Entre ces villages il n’y a rien à part deux villages abandonnés où il reste quelques vieilles maisons en bois ouvertes :
– Le premier appelé Ata, se situe sur la côte Est de l’île Arve-Princess. Le lieu est magnifique avec un lac, une rivière, les montagnes et les icebergs.
– Le deuxième appelé Agpat se situe sur une petite île proche de la côte Ouest de l’île Arve-Princess.
2 – Climat, météo et jour polaire
La période favorable pour une expédition en kayak dans la baie de Disko se situe entre les mois de juin et août. L’été est très court. Fin août la mer peut déjà commencer à geler légèrement. L’idéal est d’y être entre fin juin et mi -août. A cette période la température de l’air varie entre 5°C minimum et 11°C maximum. Généralement, l’été est relativement sec, avec un vent faible. Mais ce ne sont que des généralités.
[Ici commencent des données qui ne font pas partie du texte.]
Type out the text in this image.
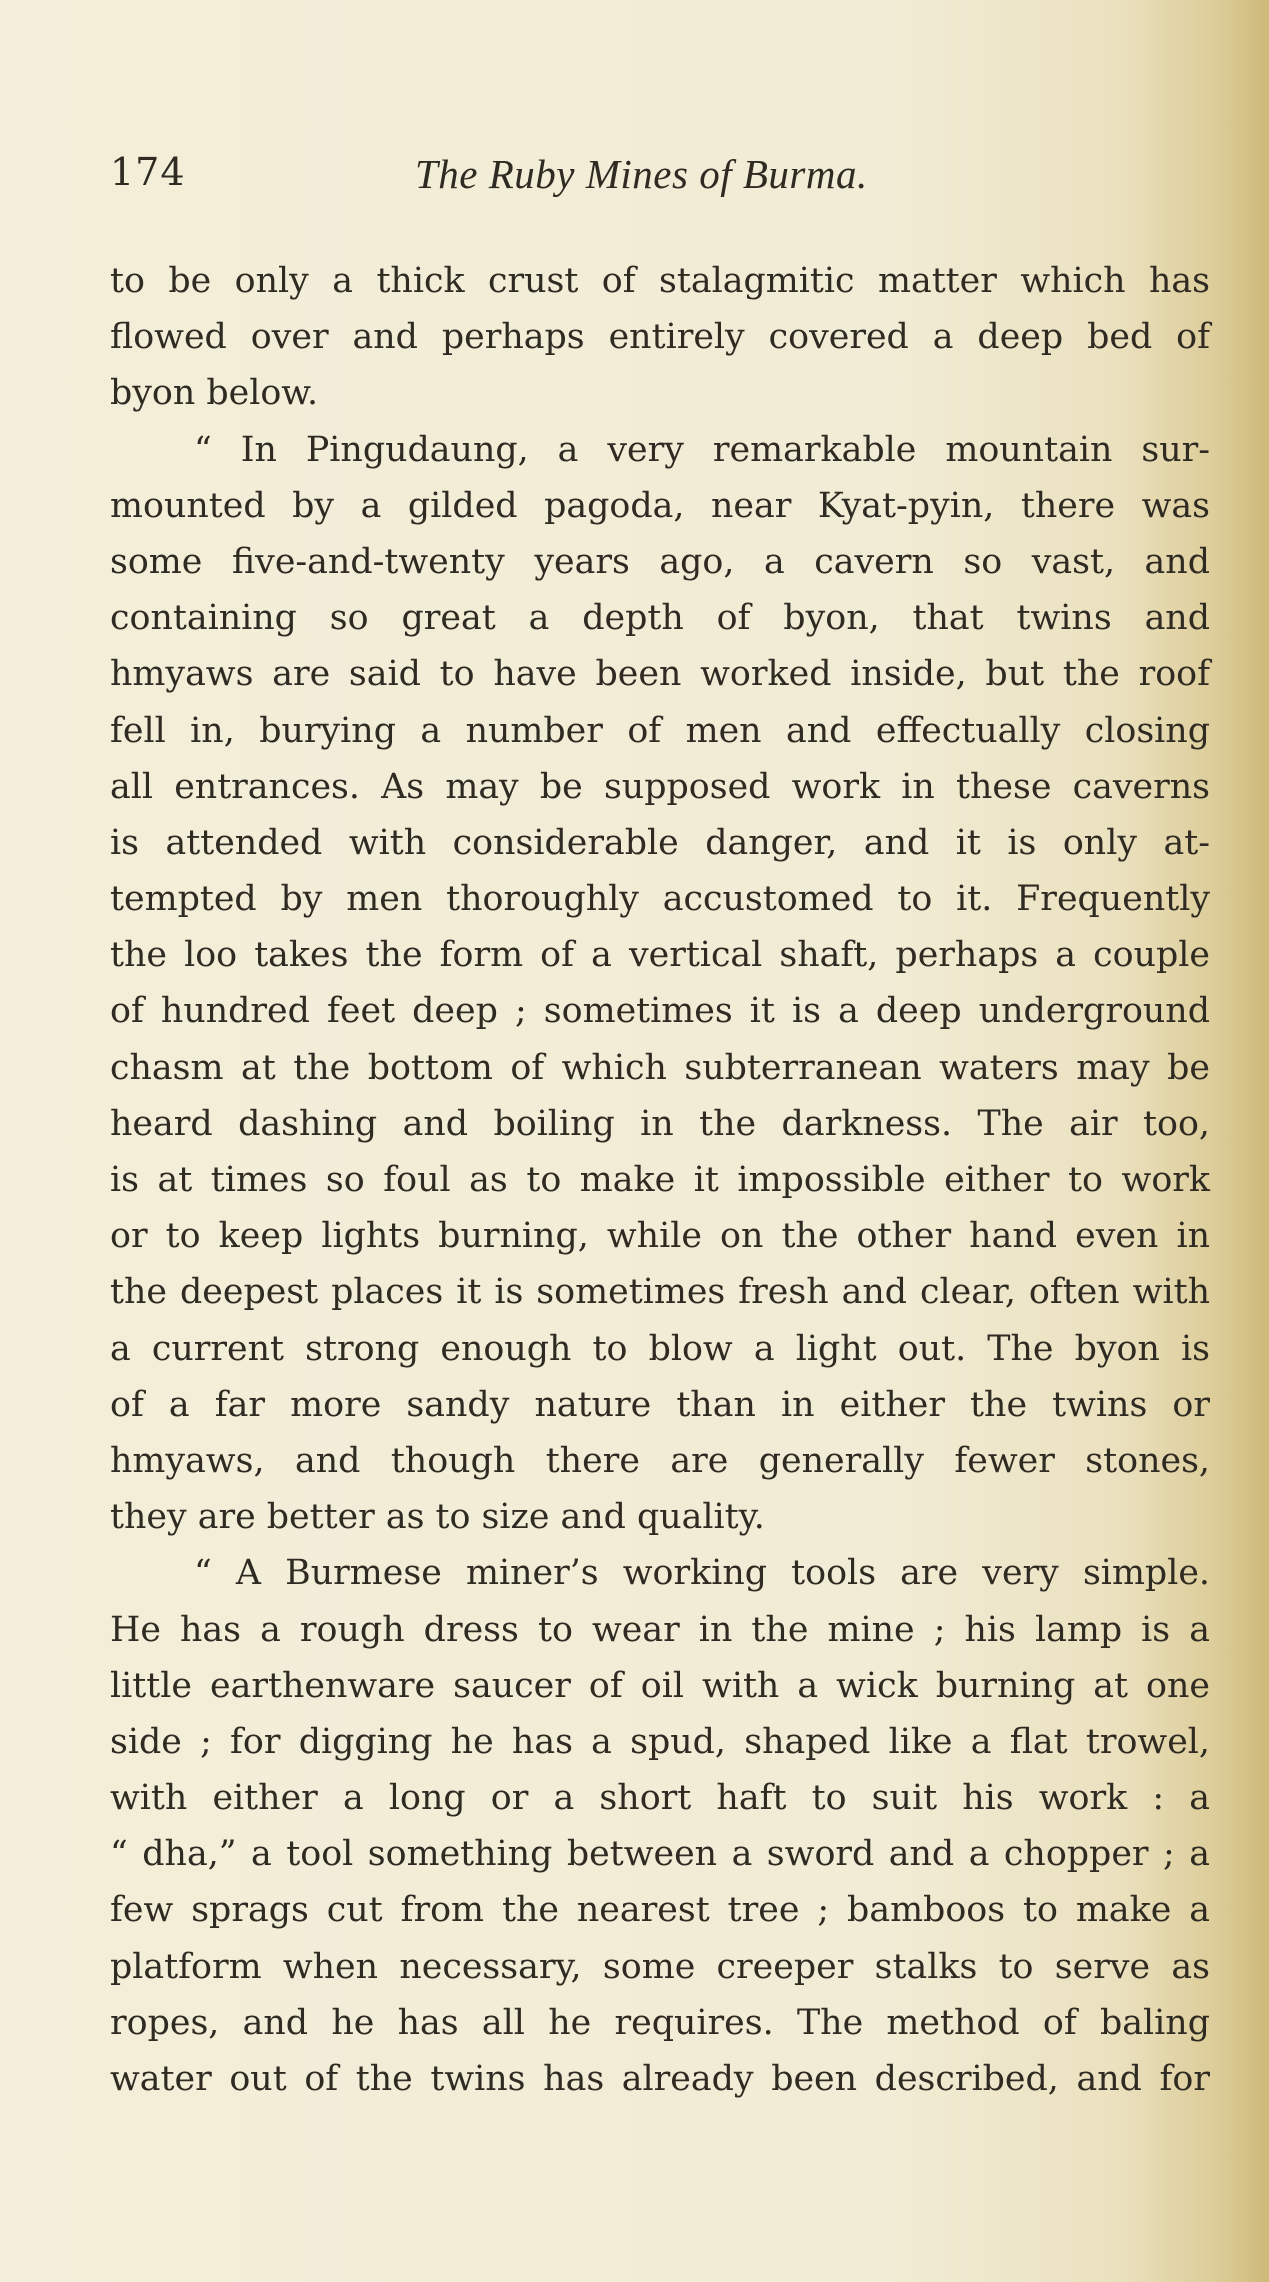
174	The Ruby Mines of Burma.
to be only a thick crust of stalagmitic matter which has
flowed over and perhaps entirely covered a deep bed of
byon below.
“ In Pingudaung, a very remarkable mountain sur-
mounted by a gilded pagoda, near Kyat-pyin, there was
some five-and-twenty years ago, a cavern so vast, and
containing so great a depth of byon, that twins and
hmyaws are said to have been worked inside, but the roof
fell in, burying a number of men and effectually closing
all entrances. As may be supposed work in these caverns
is attended with considerable danger, and it is only at-
tempted by men thoroughly accustomed to it. Frequently
the loo takes the form of a vertical shaft, perhaps a couple
of hundred feet deep ; sometimes it is a deep underground
chasm at the bottom of which subterranean waters may be
heard dashing and boiling in the darkness. The air too,
is at times so foul as to make it impossible either to work
or to keep lights burning, while on the other hand even in
the deepest places it is sometimes fresh and clear, often with
a current strong enough to blow a light out. The byon is
of a far more sandy nature than in either the twins or
hmyaws, and though there are generally fewer stones,
they are better as to size and quality.
“ A Burmese miner’s working tools are very simple.
He has a rough dress to wear in the mine ; his lamp is a
little earthenware saucer of oil with a wick burning at one
side ; for digging he has a spud, shaped like a flat trowel,
with either a long or a short haft to suit his work : a
“ dha,” a tool something between a sword and a chopper ; a
few sprags cut from the nearest tree ; bamboos to make a
platform when necessary, some creeper stalks to serve as
ropes, and he has all he requires. The method of baling
water out of the twins has already been described, and for
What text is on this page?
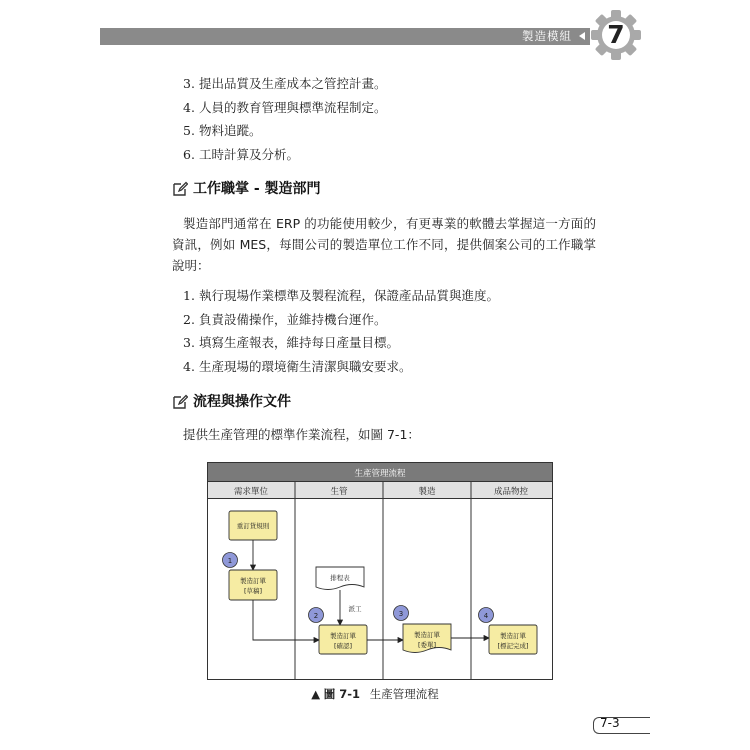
製造模組	7
3. 提出品質及生產成本之管控計畫。
4. 人員的教育管理與標準流程制定。
5. 物料追蹤。
6. 工時計算及分析。
工作職掌 - 製造部門

製造部門通常在 ERP 的功能使用較少，有更專業的軟體去掌握這一方面的資訊，例如 MES，每間公司的製造單位工作不同，提供個案公司的工作職掌說明：

1. 執行現場作業標準及製程流程，保證產品品質與進度。
2. 負責設備操作，並維持機台運作。
3. 填寫生產報表，維持每日產量目標。
4. 生產現場的環境衛生清潔與職安要求。
流程與操作文件
提供生產管理的標準作業流程，如圖 7-1：
生產管理流程
需求單位	生管	製造	成品物控
重訂貨規則
1
製造訂單
[草稿]
排程表
派工
2
製造訂單
[確認]
3
製造訂單
[委單]
4
製造訂單
[標記完成]
▲ 圖 7-1 生產管理流程
7-3
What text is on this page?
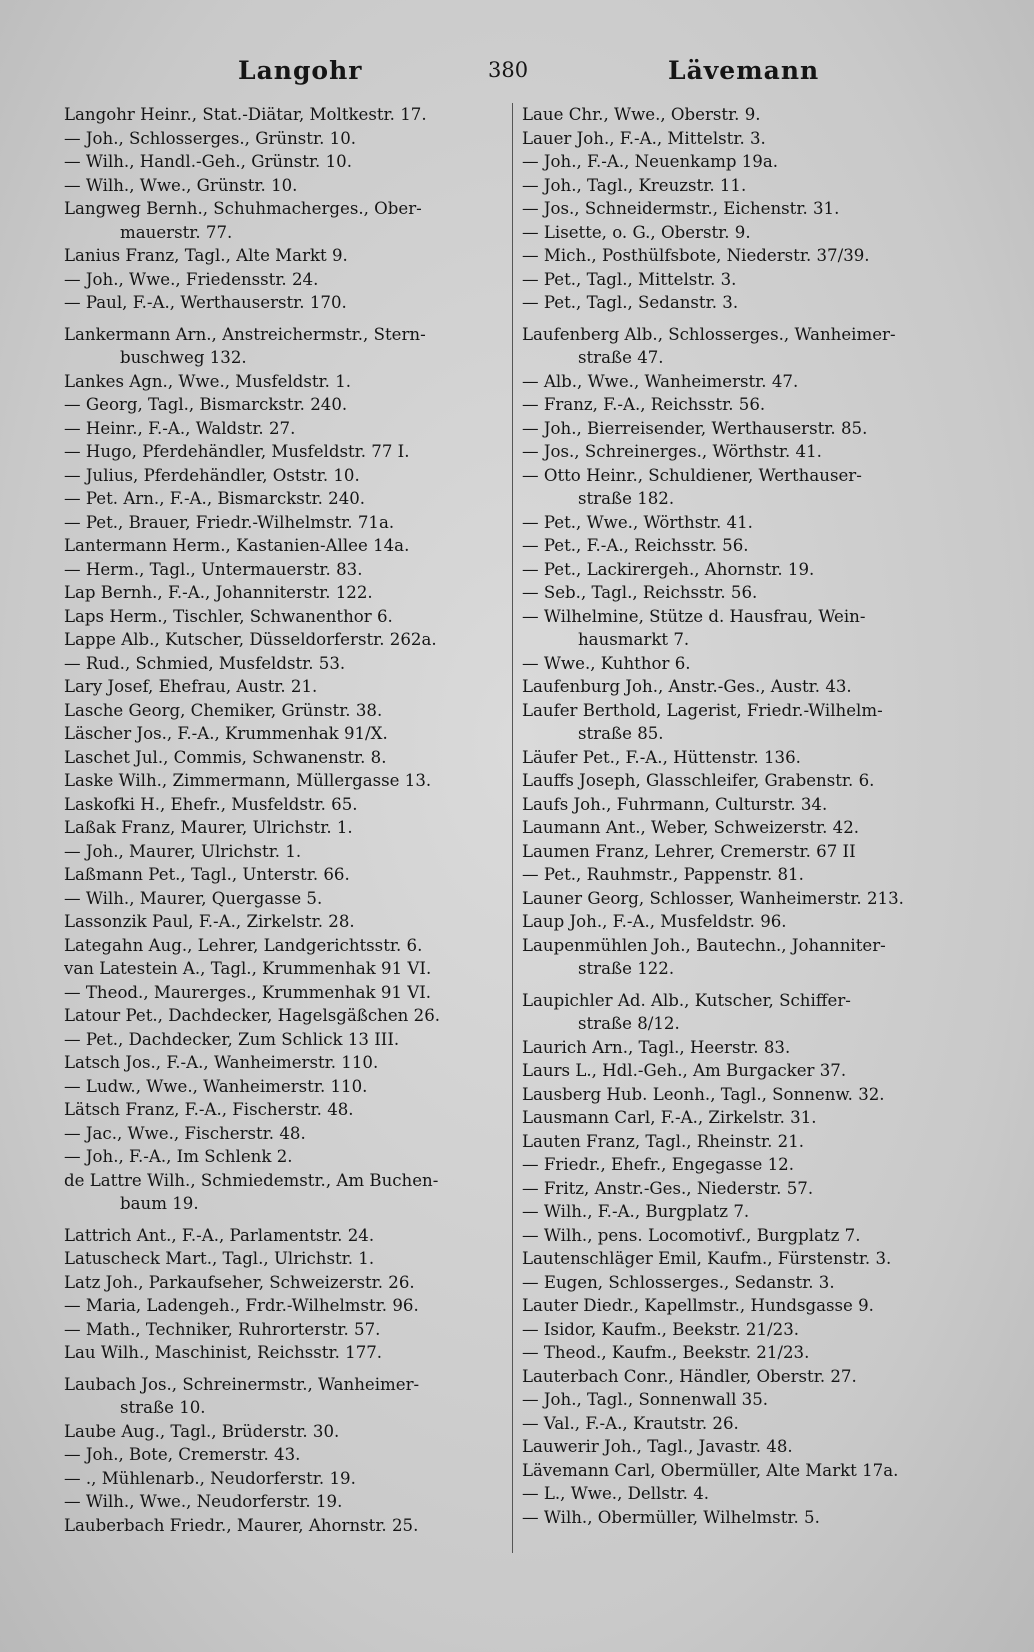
Langohr	380	Lävemann
Langohr Heinr., Stat.-Diätar, Moltkestr. 17.
— Joh., Schlosserges., Grünstr. 10.
— Wilh., Handl.-Geh., Grünstr. 10.
— Wilh., Wwe., Grünstr. 10.
Langweg Bernh., Schuhmacherges., Ober-
mauerstr. 77.
Lanius Franz, Tagl., Alte Markt 9.
— Joh., Wwe., Friedensstr. 24.
— Paul, F.-A., Werthauserstr. 170.
Lankermann Arn., Anstreichermstr., Stern-
buschweg 132.
Lankes Agn., Wwe., Musfeldstr. 1.
— Georg, Tagl., Bismarckstr. 240.
— Heinr., F.-A., Waldstr. 27.
— Hugo, Pferdehändler, Musfeldstr. 77 I.
— Julius, Pferdehändler, Oststr. 10.
— Pet. Arn., F.-A., Bismarckstr. 240.
— Pet., Brauer, Friedr.-Wilhelmstr. 71a.
Lantermann Herm., Kastanien-Allee 14a.
— Herm., Tagl., Untermauerstr. 83.
Lap Bernh., F.-A., Johanniterstr. 122.
Laps Herm., Tischler, Schwanenthor 6.
Lappe Alb., Kutscher, Düsseldorferstr. 262a.
— Rud., Schmied, Musfeldstr. 53.
Lary Josef, Ehefrau, Austr. 21.
Lasche Georg, Chemiker, Grünstr. 38.
Läscher Jos., F.-A., Krummenhak 91/X.
Laschet Jul., Commis, Schwanenstr. 8.
Laske Wilh., Zimmermann, Müllergasse 13.
Laskofki H., Ehefr., Musfeldstr. 65.
Laßak Franz, Maurer, Ulrichstr. 1.
— Joh., Maurer, Ulrichstr. 1.
Laßmann Pet., Tagl., Unterstr. 66.
— Wilh., Maurer, Quergasse 5.
Lassonzik Paul, F.-A., Zirkelstr. 28.
Lategahn Aug., Lehrer, Landgerichtsstr. 6.
van Latestein A., Tagl., Krummenhak 91 VI.
— Theod., Maurerges., Krummenhak 91 VI.
Latour Pet., Dachdecker, Hagelsgäßchen 26.
— Pet., Dachdecker, Zum Schlick 13 III.
Latsch Jos., F.-A., Wanheimerstr. 110.
— Ludw., Wwe., Wanheimerstr. 110.
Lätsch Franz, F.-A., Fischerstr. 48.
— Jac., Wwe., Fischerstr. 48.
— Joh., F.-A., Im Schlenk 2.
de Lattre Wilh., Schmiedemstr., Am Buchen-
baum 19.
Lattrich Ant., F.-A., Parlamentstr. 24.
Latuscheck Mart., Tagl., Ulrichstr. 1.
Latz Joh., Parkaufseher, Schweizerstr. 26.
— Maria, Ladengeh., Frdr.-Wilhelmstr. 96.
— Math., Techniker, Ruhrorterstr. 57.
Lau Wilh., Maschinist, Reichsstr. 177.
Laubach Jos., Schreinermstr., Wanheimer-
straße 10.
Laube Aug., Tagl., Brüderstr. 30.
— Joh., Bote, Cremerstr. 43.
— ., Mühlenarb., Neudorferstr. 19.
— Wilh., Wwe., Neudorferstr. 19.
Lauberbach Friedr., Maurer, Ahornstr. 25.
Laue Chr., Wwe., Oberstr. 9.
Lauer Joh., F.-A., Mittelstr. 3.
— Joh., F.-A., Neuenkamp 19a.
— Joh., Tagl., Kreuzstr. 11.
— Jos., Schneidermstr., Eichenstr. 31.
— Lisette, o. G., Oberstr. 9.
— Mich., Posthülfsbote, Niederstr. 37/39.
— Pet., Tagl., Mittelstr. 3.
— Pet., Tagl., Sedanstr. 3.
Laufenberg Alb., Schlosserges., Wanheimer-
straße 47.
— Alb., Wwe., Wanheimerstr. 47.
— Franz, F.-A., Reichsstr. 56.
— Joh., Bierreisender, Werthauserstr. 85.
— Jos., Schreinerges., Wörthstr. 41.
— Otto Heinr., Schuldiener, Werthauser-
straße 182.
— Pet., Wwe., Wörthstr. 41.
— Pet., F.-A., Reichsstr. 56.
— Pet., Lackirergeh., Ahornstr. 19.
— Seb., Tagl., Reichsstr. 56.
— Wilhelmine, Stütze d. Hausfrau, Wein-
hausmarkt 7.
— Wwe., Kuhthor 6.
Laufenburg Joh., Anstr.-Ges., Austr. 43.
Laufer Berthold, Lagerist, Friedr.-Wilhelm-
straße 85.
Läufer Pet., F.-A., Hüttenstr. 136.
Lauffs Joseph, Glasschleifer, Grabenstr. 6.
Laufs Joh., Fuhrmann, Culturstr. 34.
Laumann Ant., Weber, Schweizerstr. 42.
Laumen Franz, Lehrer, Cremerstr. 67 II
— Pet., Rauhmstr., Pappenstr. 81.
Launer Georg, Schlosser, Wanheimerstr. 213.
Laup Joh., F.-A., Musfeldstr. 96.
Laupenmühlen Joh., Bautechn., Johanniter-
straße 122.
Laupichler Ad. Alb., Kutscher, Schiffer-
straße 8/12.
Laurich Arn., Tagl., Heerstr. 83.
Laurs L., Hdl.-Geh., Am Burgacker 37.
Lausberg Hub. Leonh., Tagl., Sonnenw. 32.
Lausmann Carl, F.-A., Zirkelstr. 31.
Lauten Franz, Tagl., Rheinstr. 21.
— Friedr., Ehefr., Engegasse 12.
— Fritz, Anstr.-Ges., Niederstr. 57.
— Wilh., F.-A., Burgplatz 7.
— Wilh., pens. Locomotivf., Burgplatz 7.
Lautenschläger Emil, Kaufm., Fürstenstr. 3.
— Eugen, Schlosserges., Sedanstr. 3.
Lauter Diedr., Kapellmstr., Hundsgasse 9.
— Isidor, Kaufm., Beekstr. 21/23.
— Theod., Kaufm., Beekstr. 21/23.
Lauterbach Conr., Händler, Oberstr. 27.
— Joh., Tagl., Sonnenwall 35.
— Val., F.-A., Krautstr. 26.
Lauwerir Joh., Tagl., Javastr. 48.
Lävemann Carl, Obermüller, Alte Markt 17a.
— L., Wwe., Dellstr. 4.
— Wilh., Obermüller, Wilhelmstr. 5.
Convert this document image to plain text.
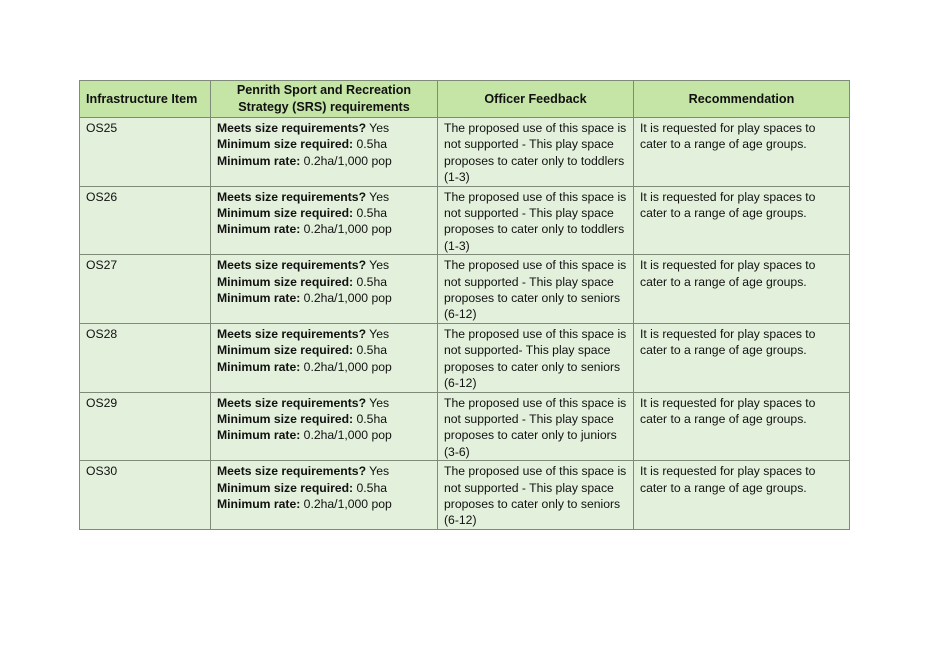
Infrastructure Item	Penrith Sport and Recreation Strategy (SRS) requirements	Officer Feedback	Recommendation
OS25	Meets size requirements? Yes
Minimum size required: 0.5ha
Minimum rate: 0.2ha/1,000 pop	The proposed use of this space is not supported - This play space proposes to cater only to toddlers (1-3)	It is requested for play spaces to cater to a range of age groups.
OS26	Meets size requirements? Yes
Minimum size required: 0.5ha
Minimum rate: 0.2ha/1,000 pop	The proposed use of this space is not supported - This play space proposes to cater only to toddlers (1-3)	It is requested for play spaces to cater to a range of age groups.
OS27	Meets size requirements? Yes
Minimum size required: 0.5ha
Minimum rate: 0.2ha/1,000 pop	The proposed use of this space is not supported - This play space proposes to cater only to seniors (6-12)	It is requested for play spaces to cater to a range of age groups.
OS28	Meets size requirements? Yes
Minimum size required: 0.5ha
Minimum rate: 0.2ha/1,000 pop	The proposed use of this space is not supported- This play space proposes to cater only to seniors (6-12)	It is requested for play spaces to cater to a range of age groups.
OS29	Meets size requirements? Yes
Minimum size required: 0.5ha
Minimum rate: 0.2ha/1,000 pop	The proposed use of this space is not supported - This play space proposes to cater only to juniors (3-6)	It is requested for play spaces to cater to a range of age groups.
OS30	Meets size requirements? Yes
Minimum size required: 0.5ha
Minimum rate: 0.2ha/1,000 pop	The proposed use of this space is not supported - This play space proposes to cater only to seniors (6-12)	It is requested for play spaces to cater to a range of age groups.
En ce qui nous concerne, nous avons eu énormément de pluie durant la première partie de l’expédition (deuxième quinzaine de juillet) avec des températures comprises entre 3 et 7°C dans la journée et qui descendaient légèrement en dessous de zéro certaines nuits.
En fait, il n’y a pas de nuit, mais le soleil est plus bas sur l’horizon entre 22h et 6h du matin. Les températures ont donc tendance à baisser sensiblement. La dernière semaine a été plus ensoleillée avec une journée de canicule… à 11°C !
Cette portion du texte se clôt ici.